High Potency

 

Make Up Artist Choice



Creating Meaning Through Art: Teacher as Choice Maker by Judith W. Simpson,

Creating Meaning Through Art: Teacher as Choice Maker by Judith W. Simpson,
This innovative book helps readers develop a personal philosophy and an artful approach to teaching. This text uses the premise that teacher choices set the stage for a balanced approach to art education that considers the child, society, and the curriculum. This book provides information regarding artistic development, artistic behavior and methodology for developing curriculum across the developmental spectrum. The reader is directly addressed as each chapter presents recent research along with important concepts to understand, focuses on different aspects of art education, and outlines advantages and challenges of making the suggested choices, and also includes suggested activities so readers can act upon content. For art teachers at the elementary or secondary education level or students studying to be art teachers.

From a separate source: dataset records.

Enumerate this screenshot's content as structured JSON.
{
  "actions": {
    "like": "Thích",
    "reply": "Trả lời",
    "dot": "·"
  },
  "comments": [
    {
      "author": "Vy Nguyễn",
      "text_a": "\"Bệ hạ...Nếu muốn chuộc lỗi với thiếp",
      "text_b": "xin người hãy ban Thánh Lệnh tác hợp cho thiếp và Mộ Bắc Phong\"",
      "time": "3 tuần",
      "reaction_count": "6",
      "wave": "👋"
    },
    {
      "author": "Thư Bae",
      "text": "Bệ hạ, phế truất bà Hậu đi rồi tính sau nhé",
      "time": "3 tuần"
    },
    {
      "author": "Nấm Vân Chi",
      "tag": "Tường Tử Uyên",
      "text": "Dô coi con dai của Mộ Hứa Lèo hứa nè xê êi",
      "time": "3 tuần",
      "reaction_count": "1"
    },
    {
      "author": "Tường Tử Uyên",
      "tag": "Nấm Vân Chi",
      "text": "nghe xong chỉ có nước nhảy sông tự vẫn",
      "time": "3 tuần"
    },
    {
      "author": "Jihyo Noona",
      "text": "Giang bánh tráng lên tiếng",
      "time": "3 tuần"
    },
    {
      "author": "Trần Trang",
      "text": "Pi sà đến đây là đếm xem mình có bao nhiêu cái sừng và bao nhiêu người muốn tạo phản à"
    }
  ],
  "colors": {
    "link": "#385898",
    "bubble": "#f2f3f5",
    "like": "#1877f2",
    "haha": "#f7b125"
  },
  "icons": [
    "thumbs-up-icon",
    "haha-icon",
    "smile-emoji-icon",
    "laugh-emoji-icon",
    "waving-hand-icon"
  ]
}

Choice, Hazard and Consequence in the Merchant of Venice by Joan Ozard Holmer,
Choice, Hazard and Consequence in the Merchant of Venice by Joan Ozard Holmer,
The interpretative problem that haunts The Merchant of Venice, Shakespeare's most performed and currently most controversial comedy, concerns the question of artistic unity: did Shakespeare effectively integrate his multiple plots and apparently divergent worlds of Venice and Belmont? Joan Ozark Holmer examines Shakespeare's indebted and innovative theatrical choices regarding his comedy's structure, language, ideas, and characters. Discovering a tightly knit interplay of contrarieties and correspondences, she argues for the play's unity of dramatic design through its enactment of choices for or against a complex conception of wise love. Historical contexts - aesthetic, theological, and economic - anchor the play's problems of finance and faith that make or break a variety of secular and spiritual bonds. An on-going dialogue with past and present criticism gauges altering perspectives and persuasions in the critics' performance. Because most modern contention centres on the question of anti-Semitism, a consideration of how the play encodes sixteenth-century concepts of Jews illuminates their cultural moment and ours. If Shakespearean drama can be said to be an infinitely varied experience in seeing feelingly, then the play entertains and educates through dilemmas of choice and ironic reversals that expose the human difficulty of knowing and doing well. Presenting possible new sources as well as new evidence from recognised sources, Holmer highlights issues usually underestimated in the play's criticism. Examples include the interrelation of wealth and faith with literal and figurative conversions, the importance of usury, biblical allusion and the instrumentality of stage law.